Remember rotary-powered racebikes? Brian Crighton should—he designed some of Norton’s famously successful rotary racers. Now he’s building his own take on that design, the Crighton CR700W—and if you can pay to play, this machine has a lot to offer.
The highlight of the Crighton CR700W is its fuel-injected 690cc twin-rotor engine. According to the company’s PR, it makes about as much power as the latest superbikes from Europe. As per the Crighton website:
“220hp at 10,500rpm from the CR700W’s fuel injected twin rotor 690cc engine, means 319hp per litre. By comparison, the most powerful normally aspirated Formula 1 engine – the Ferrari’s F2004 – generates 309hp per litre at a frantic 18,500rpm, and the very latest MotoGP bikes deliver around 300hp per litre.
But such power is nothing without control. That’s where 105ft/lbs of peak torque at 9,500rpm comes in: the CR700W’s rotary engine delivers the most tractable and useable power of any motorcycle engine in the world today, bar none.”
Very impressive numbers indeed, considering this engine doesn’t have a massive WSB/MotoGP race program behind it. What it does have is help from Rotron Power, an aircraft engine manufacturer. They understand reliability in that business, so we expect the CR700W will also be reliable, with appropriate maintenance.
An expensive toy
And these machines will almost certainly be well maintained, because they are very expensive motorcycles. They are handbuilt in the UK, Crighton is asking £95,000 for them, which works out to about $160,000 CAD at the current (May, 2023) exchange rate.
That’s a lot of dough, and for that money, you don’t even get traction control, leaning ABS or any other electro-trickery. You get raw power in a Spondon chassis, Dymag carbon-fibre wheels, Brembo brakes and fork/shock from either Ohlins or Bitubu. Add it all up, and you have a 129.5 kg dry weight.

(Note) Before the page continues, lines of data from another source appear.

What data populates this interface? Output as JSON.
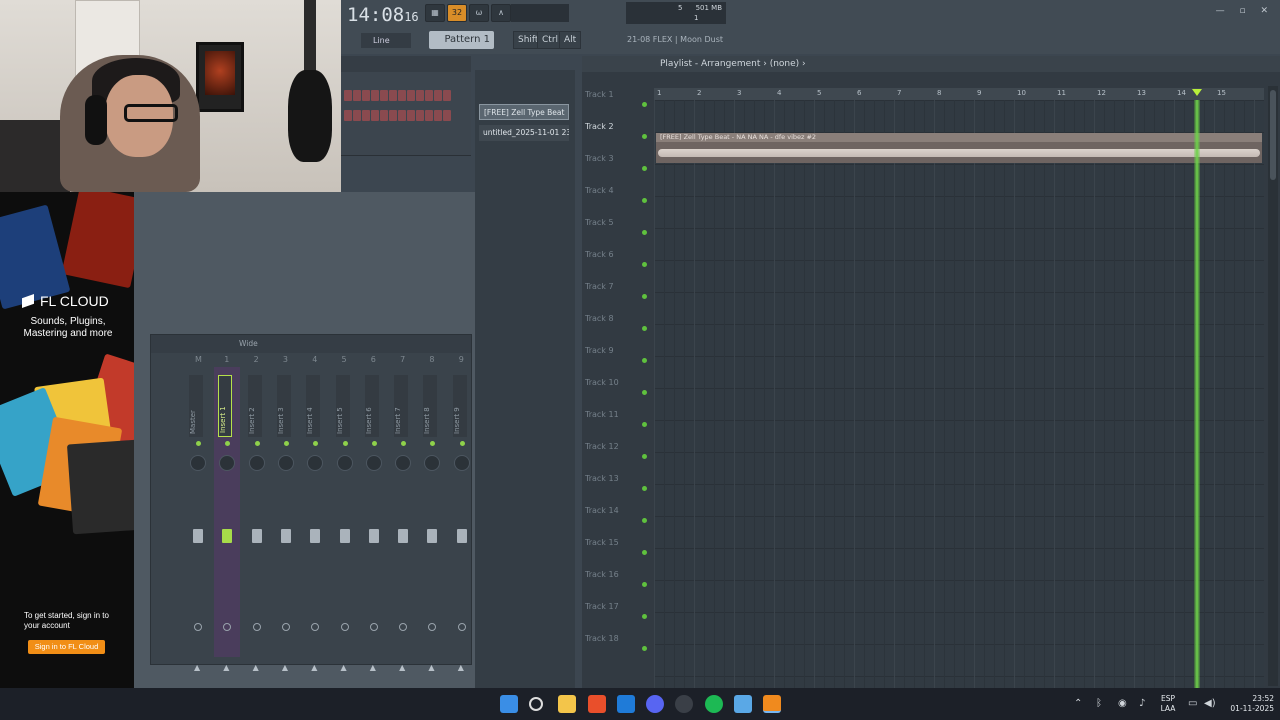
{
  "toolbar": {
    "time": "14:08",
    "time_small": "16",
    "tempo_label": "32",
    "memory": "501 MB",
    "memory_sub_1": "5",
    "memory_sub_2": "1",
    "snap": "Line",
    "pattern": "Pattern 1",
    "keys": [
      "Shift",
      "Ctrl",
      "Alt"
    ],
    "hint": "21-08  FLEX | Moon Dust"
  },
  "playlist": {
    "title": "Playlist - Arrangement",
    "subtitle": "(none)",
    "bars": [
      "1",
      "2",
      "3",
      "4",
      "5",
      "6",
      "7",
      "8",
      "9",
      "10",
      "11",
      "12",
      "13",
      "14",
      "15"
    ],
    "tracks": [
      "Track 1",
      "Track 2",
      "Track 3",
      "Track 4",
      "Track 5",
      "Track 6",
      "Track 7",
      "Track 8",
      "Track 9",
      "Track 10",
      "Track 11",
      "Track 12",
      "Track 13",
      "Track 14",
      "Track 15",
      "Track 16",
      "Track 17",
      "Track 18"
    ],
    "clip_title": "[FREE] Zell Type Beat - NA NA NA - dfe vibez #2"
  },
  "browser": {
    "items": [
      "[FREE] Zell Type Beat",
      "untitled_2025-11-01 23-"
    ]
  },
  "mixer": {
    "mode": "Wide",
    "strips": [
      {
        "num": "M",
        "name": "Master"
      },
      {
        "num": "1",
        "name": "Insert 1"
      },
      {
        "num": "2",
        "name": "Insert 2"
      },
      {
        "num": "3",
        "name": "Insert 3"
      },
      {
        "num": "4",
        "name": "Insert 4"
      },
      {
        "num": "5",
        "name": "Insert 5"
      },
      {
        "num": "6",
        "name": "Insert 6"
      },
      {
        "num": "7",
        "name": "Insert 7"
      },
      {
        "num": "8",
        "name": "Insert 8"
      },
      {
        "num": "9",
        "name": "Insert 9"
      }
    ]
  },
  "ad": {
    "logo": "FL CLOUD",
    "tagline": "Sounds, Plugins, Mastering and more",
    "prompt": "To get started, sign in to your account",
    "button": "Sign in to FL Cloud"
  },
  "taskbar": {
    "lang_1": "ESP",
    "lang_2": "LAA",
    "clock": "23:52",
    "date": "01-11-2025"
  }
}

You can see the rest of the specs here.
Who would buy one?
For now, the Crighton CR700W is just a pricey trackday toy. But will that change? The bike has already been under development for more than a decade (see our first mention of it here). Even if it never achieves homologation for international FIM series, maybe someday we will see this machine come to prominence at the Isle of Man TT and other less-picky public road races… as long as those races don’t all disappear, which is certainly the current trend.